Разрыв! — И умирает друг.
И значит, — смерть проходит мимо.
Сейчас настанет мой черед...
«Разрывы» раздавались и в кругу других моих знакомых. Еще в начале 1942-го был арестован работавший в Радиокомитете Владимир Адамович Федорак, муж гимназической подруги моей матери— Нины Анатольевны Герман, актрисы и режиссера детского радиовещания. Несколько месяцев все мы томились неизвестностью, ходили сначала в тюрьму на улице Матросская тишина, потом в Бутырки, пока однажды, сделав очередную передачу, не получили не сразу нами понятый, но потом вселивший некоторую надежду ответ: «Все получил в порядке». И действительно, вскорости Владимира Адамовича выпустили. По тем временам он вроде бы отделался легким испугом, но кто знает, насколько происшедшее сократило его жизнь!

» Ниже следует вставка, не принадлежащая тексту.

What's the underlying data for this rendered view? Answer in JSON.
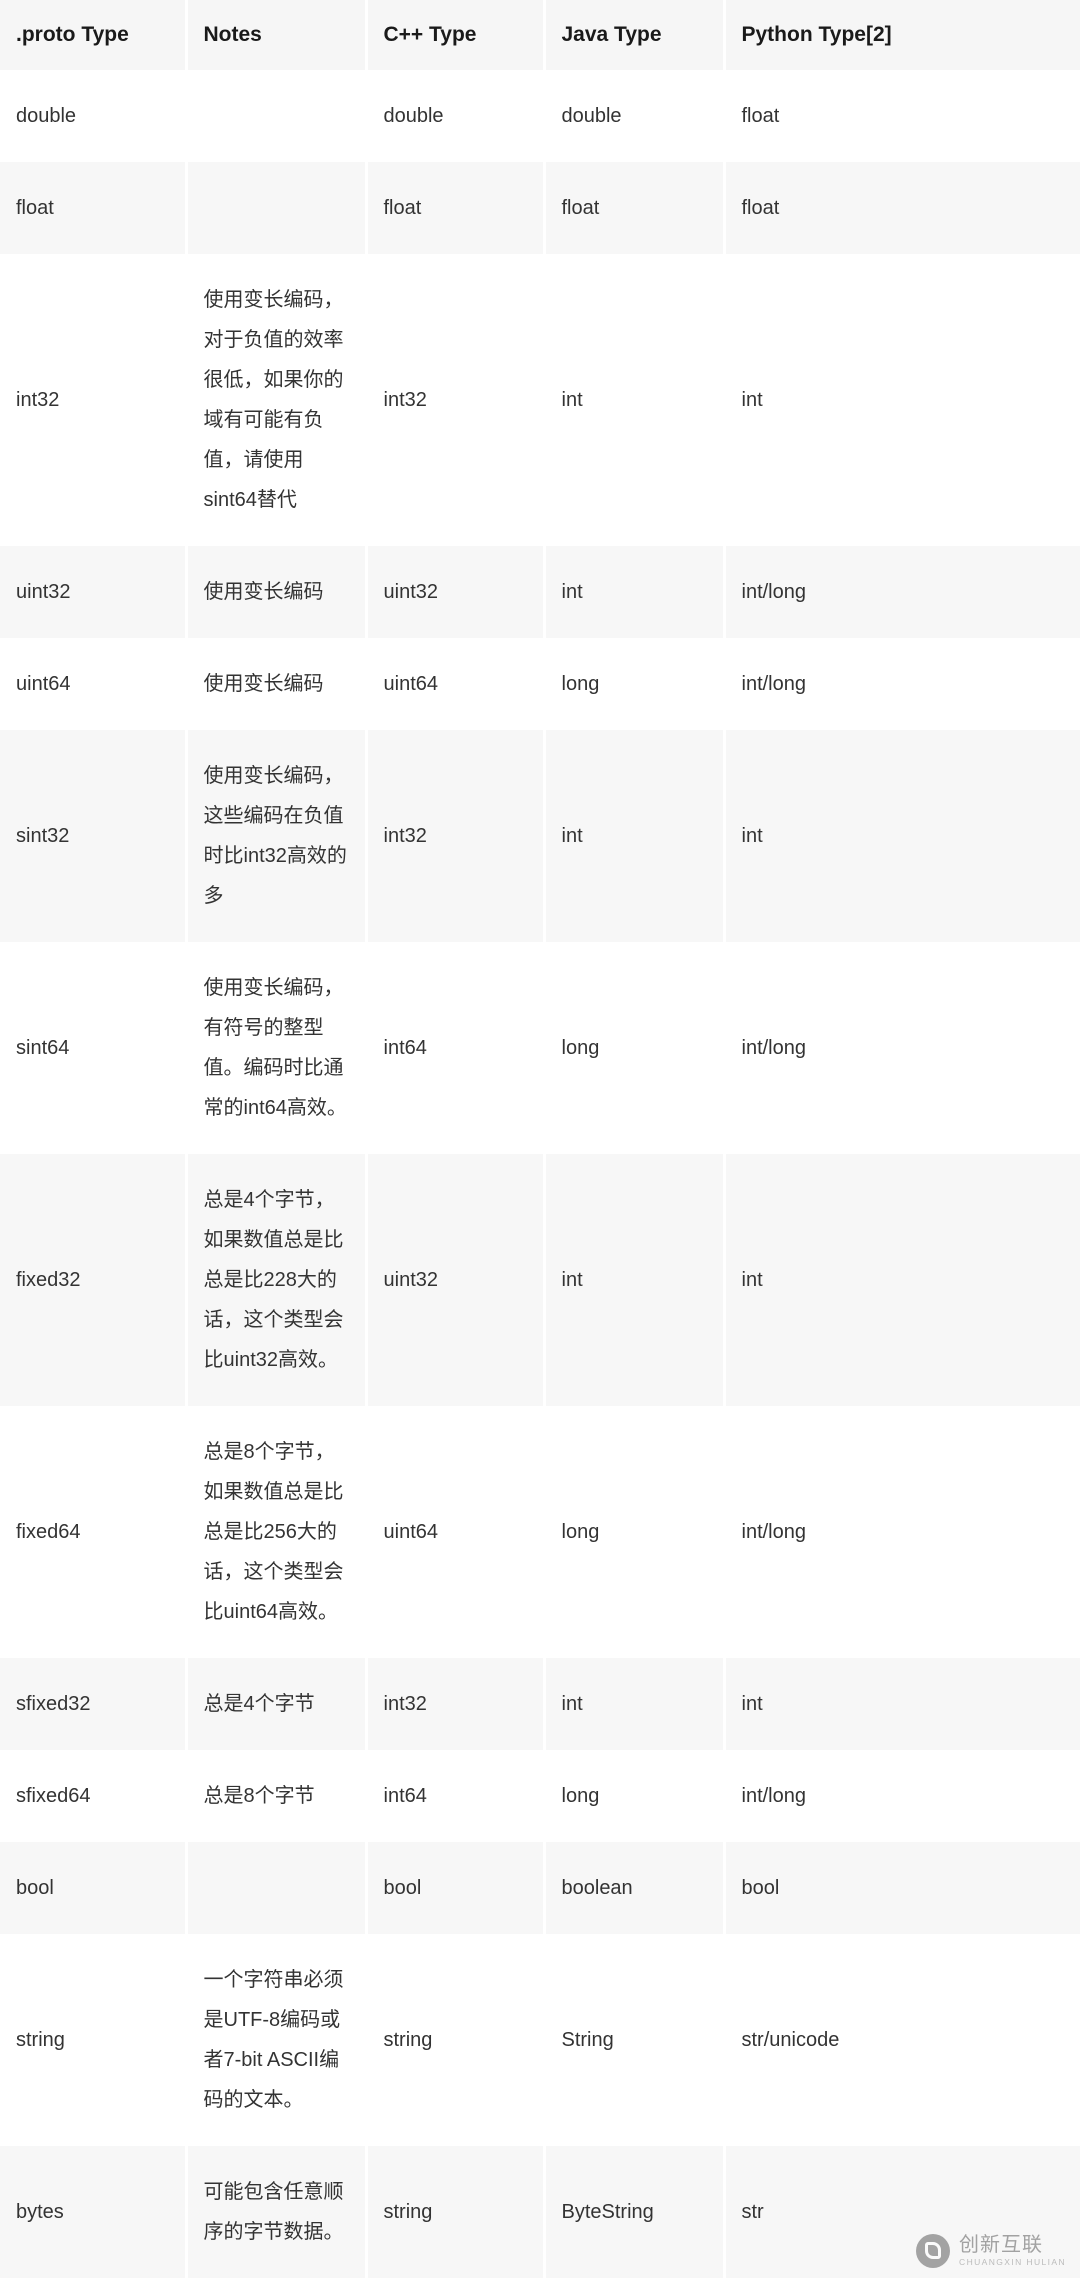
{
  "table": {
    "headers": [
      ".proto Type",
      "Notes",
      "C++ Type",
      "Java Type",
      "Python Type[2]"
    ],
    "rows": [
      {
        "proto": "double",
        "notes": "",
        "cpp": "double",
        "java": "double",
        "python": "float"
      },
      {
        "proto": "float",
        "notes": "",
        "cpp": "float",
        "java": "float",
        "python": "float"
      },
      {
        "proto": "int32",
        "notes": "使用变长编码，对于负值的效率很低，如果你的域有可能有负值，请使用sint64替代",
        "cpp": "int32",
        "java": "int",
        "python": "int"
      },
      {
        "proto": "uint32",
        "notes": "使用变长编码",
        "cpp": "uint32",
        "java": "int",
        "python": "int/long"
      },
      {
        "proto": "uint64",
        "notes": "使用变长编码",
        "cpp": "uint64",
        "java": "long",
        "python": "int/long"
      },
      {
        "proto": "sint32",
        "notes": "使用变长编码，这些编码在负值时比int32高效的多",
        "cpp": "int32",
        "java": "int",
        "python": "int"
      },
      {
        "proto": "sint64",
        "notes": "使用变长编码，有符号的整型值。编码时比通常的int64高效。",
        "cpp": "int64",
        "java": "long",
        "python": "int/long"
      },
      {
        "proto": "fixed32",
        "notes": "总是4个字节，如果数值总是比总是比228大的话，这个类型会比uint32高效。",
        "cpp": "uint32",
        "java": "int",
        "python": "int"
      },
      {
        "proto": "fixed64",
        "notes": "总是8个字节，如果数值总是比总是比256大的话，这个类型会比uint64高效。",
        "cpp": "uint64",
        "java": "long",
        "python": "int/long"
      },
      {
        "proto": "sfixed32",
        "notes": "总是4个字节",
        "cpp": "int32",
        "java": "int",
        "python": "int"
      },
      {
        "proto": "sfixed64",
        "notes": "总是8个字节",
        "cpp": "int64",
        "java": "long",
        "python": "int/long"
      },
      {
        "proto": "bool",
        "notes": "",
        "cpp": "bool",
        "java": "boolean",
        "python": "bool"
      },
      {
        "proto": "string",
        "notes": "一个字符串必须是UTF-8编码或者7-bit ASCII编码的文本。",
        "cpp": "string",
        "java": "String",
        "python": "str/unicode"
      },
      {
        "proto": "bytes",
        "notes": "可能包含任意顺序的字节数据。",
        "cpp": "string",
        "java": "ByteString",
        "python": "str"
      }
    ]
  },
  "watermark": {
    "cn": "创新互联",
    "en": "CHUANGXIN HULIAN"
  }
}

Те месяцы, которые я успел провести в институте, были полны чувствительных ударов по моему «авторскому» самолюбию. И на семинаре Сельвинского, и у Асеева вирши мои были жесточайшим образом раскритикованы. И справедливо!
Свет не без добрых людей: во время этого страшного разгрома тихо сидевший среди семинаристов военный вдруг сказал: «А мне понравились вот эти строки: «... Стояли леса, воды набравшие в рот»! Это был недавний наш студент Федор Траубе-Курбатов, «гостивший» в институте и вскоре погибший на фронте. Видимо, он привнес в мои немудреные строки свою собственную память разведчика — о настороженной лесной тишине и пронизывающей сырости... Наверное, я не мог скрыть своей растерянности, если среди новогодних шуток были и переадресованные мне Набоковым известные есенинские строки:
Мне грустно на тебя смотреть.
Какая боль, какая жалость...
В эти же трудные для меня месяцы сложились добрые отношения с преподававшим у нас известным лингвистом Александром Александровичем Реформатским, покорявшим живостью, юмором, способностью откликнуться на все, чем мы жили, скажем, на только что появившийся пастернаковский цикл стихов «На ранних поездах».

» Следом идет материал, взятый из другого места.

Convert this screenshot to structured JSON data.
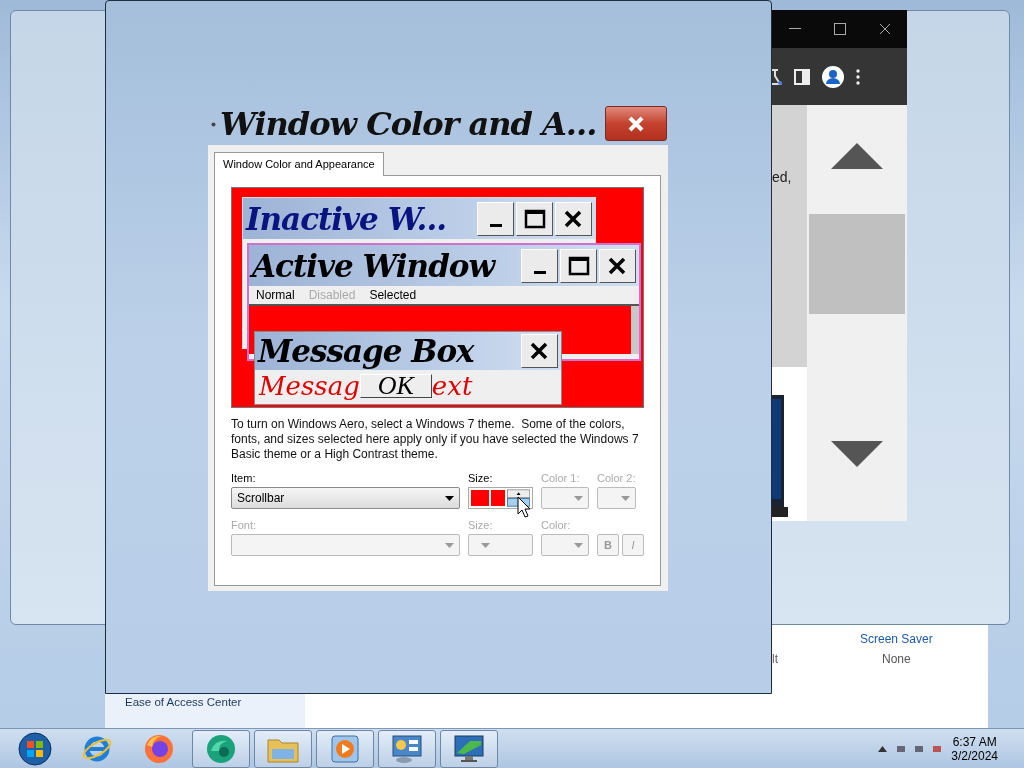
{
  "control_panel": {
    "sidebar_links": [
      "Ease of Access Center"
    ],
    "fragment": "lt",
    "screen_saver": {
      "label": "Screen Saver",
      "value": "None"
    }
  },
  "browser": {
    "text_fragment": "ed,"
  },
  "dialog": {
    "title": "Window Color and A...",
    "tabs": [
      {
        "label": "Window Color and Appearance",
        "selected": true
      }
    ],
    "preview": {
      "inactive_title": "Inactive W...",
      "active_title": "Active Window",
      "menu": [
        {
          "label": "Normal",
          "kind": "normal"
        },
        {
          "label": "Disabled",
          "kind": "disabled"
        },
        {
          "label": "Selected",
          "kind": "selected"
        }
      ],
      "message_title": "Message Box",
      "message_text_start": "Messag",
      "ok_button": "OK",
      "message_text_end": "ext"
    },
    "description": "To turn on Windows Aero, select a Windows 7 theme.  Some of the colors, fonts, and sizes selected here apply only if you have selected the Windows 7 Basic theme or a High Contrast theme.",
    "fields": [
      {
        "label": "Item:",
        "value": "Scrollbar",
        "kind": "combo",
        "disabled": false
      },
      {
        "label": "Size:",
        "kind": "spinner",
        "disabled": false
      },
      {
        "label": "Color 1:",
        "kind": "color",
        "disabled": true
      },
      {
        "label": "Color 2:",
        "kind": "color",
        "disabled": true
      },
      {
        "label": "Font:",
        "kind": "combo",
        "disabled": true
      },
      {
        "label": "Size:",
        "kind": "small-combo",
        "disabled": true
      },
      {
        "label": "Color:",
        "kind": "color",
        "disabled": true
      },
      {
        "text": "B",
        "kind": "toggle",
        "disabled": true
      },
      {
        "text": "I",
        "kind": "toggle",
        "disabled": true
      }
    ]
  },
  "taskbar": {
    "items": [
      {
        "kind": "start",
        "running": false
      },
      {
        "kind": "ring",
        "running": false
      },
      {
        "kind": "globe",
        "running": false
      },
      {
        "kind": "swirl",
        "running": true
      },
      {
        "kind": "folder",
        "running": true
      },
      {
        "kind": "media",
        "running": true
      },
      {
        "kind": "panel",
        "running": true
      },
      {
        "kind": "monitor",
        "running": true
      }
    ],
    "clock": {
      "time": "6:37 AM",
      "date": "3/2/2024"
    }
  }
}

Когда я ушел в армию, мы с А.А. даже переписывались, и в моих длинных посланиях он — быть может, из педагогических соображений? — находил какие-то литературные достоинства (так, несколько строк о Петре І и России, как он уверял, понравились ему чуть ли не больше, нежели знаменитый роман Алексея Толстого!).
Нелегко мне было расставаться с домом на Тверском бульваре, с однокашниками, с тишиной библиотечных залов Ленинки и читальни ВЦСПС, находившейся в Доме Союзов, где было потеплее. Характерна наивная жалоба в одном стихотворном письме:
Я не могу писать тебе
О том, что душу лихорадит:
Все эти месяцы — пробел
В моих студенческих тетрадях...
Я не могу писать о том,
Что голод книжный ненавистен,
Что шорохи иных листов
Я часто слышу в шуме листьев...
Начались другие, солдатские «университеты», куда суровее...

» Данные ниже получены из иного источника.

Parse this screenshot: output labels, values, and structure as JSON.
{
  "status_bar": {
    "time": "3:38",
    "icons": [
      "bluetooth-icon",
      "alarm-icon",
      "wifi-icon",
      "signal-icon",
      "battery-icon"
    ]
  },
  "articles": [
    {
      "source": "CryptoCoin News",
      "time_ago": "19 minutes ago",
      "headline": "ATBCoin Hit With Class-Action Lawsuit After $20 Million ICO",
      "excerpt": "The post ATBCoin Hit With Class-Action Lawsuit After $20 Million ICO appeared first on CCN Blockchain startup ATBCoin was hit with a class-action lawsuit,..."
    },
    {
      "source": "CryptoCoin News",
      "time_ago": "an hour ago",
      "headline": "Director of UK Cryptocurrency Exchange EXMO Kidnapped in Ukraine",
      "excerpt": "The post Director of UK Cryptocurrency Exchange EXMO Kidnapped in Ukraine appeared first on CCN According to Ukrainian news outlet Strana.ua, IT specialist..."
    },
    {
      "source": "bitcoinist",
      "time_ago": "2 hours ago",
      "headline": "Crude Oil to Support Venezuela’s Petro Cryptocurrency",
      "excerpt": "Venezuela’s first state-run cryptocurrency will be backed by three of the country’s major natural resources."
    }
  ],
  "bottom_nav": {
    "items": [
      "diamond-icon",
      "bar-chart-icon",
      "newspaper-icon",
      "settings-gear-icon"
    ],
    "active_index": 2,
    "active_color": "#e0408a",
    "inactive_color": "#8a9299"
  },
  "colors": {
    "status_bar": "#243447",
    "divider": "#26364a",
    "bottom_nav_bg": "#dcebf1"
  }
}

В июле 1945 года я вернулся из госпиталя.
Можно сказать — к разбитому корыту. Мать находилась в заключении; правда, была вскоре амнистирована. И без того небогатое существование вовсе поредело. Пенсия по инвалидности выглядела нищенской — 90 рублей в месяц, а когда я стал получать повышенную (Грибоедовскую) стипендию (400), ее уполовинили. Несколько же лет спустя, в 1951 году, я, как и многие другие, был совсем снят с инвалидности: достаточно, мол, получаемой зарплаты!
До того, как стать Грибоедовским стипендиатом, я вообще... не был восстановлен в своих студенческих правах! В ту пору институт возглавлял один из «классиков» советской литературы — Федор Гладков, прославившийся романом «Цемент». Человек совсем неплохой, но, увы, непомерных амбиций, пытавшийся тягаться с самим Горьким, он завел в институте свои порядки, порой граничившие с самодурством (например, велел убрать портреты Маяковского и Шолохова). В частности, вместо того чтобы просто, как то надлежало, вновь зачислить в студенты вернувшихся с фронта, стал тому препятствовать: дескать, еще надо выяснить, достойны ли они учиться в «его» институте, и не новое ли это «потерянное поколение», наподобие того, о котором много писала западно-европейская литература после первой мировой войны!
Пришлось мне поступать заново, — то есть предъявить свое «творчество», принести несколько стихов, которые урывками сочинялись в армии. Были они невысокого качества. Но не в этом дело: рецензировавший их поэт Сергей Обрадович, соратник Гладкова по «пролетарской» литературе 20-х годов, усмотрел в них упадочные мотивы, пессимизм. Не обошлось даже без прямой подтасовки или, в лучшем случае, небрежности. В одном из стихотворений шла речь об убитой снарядом на ленинградской улице девочке, у которой, лежащей на мостовой, «грудь приподнял ранца черный, плоский горб». Обрадович же писал, что это у меня, автора, в прошлом — «черный плоский горб солдатского ранца», — меж тем таковой амуниции у нас в помине не было, был вещевой мешок, в просторечии «сидор».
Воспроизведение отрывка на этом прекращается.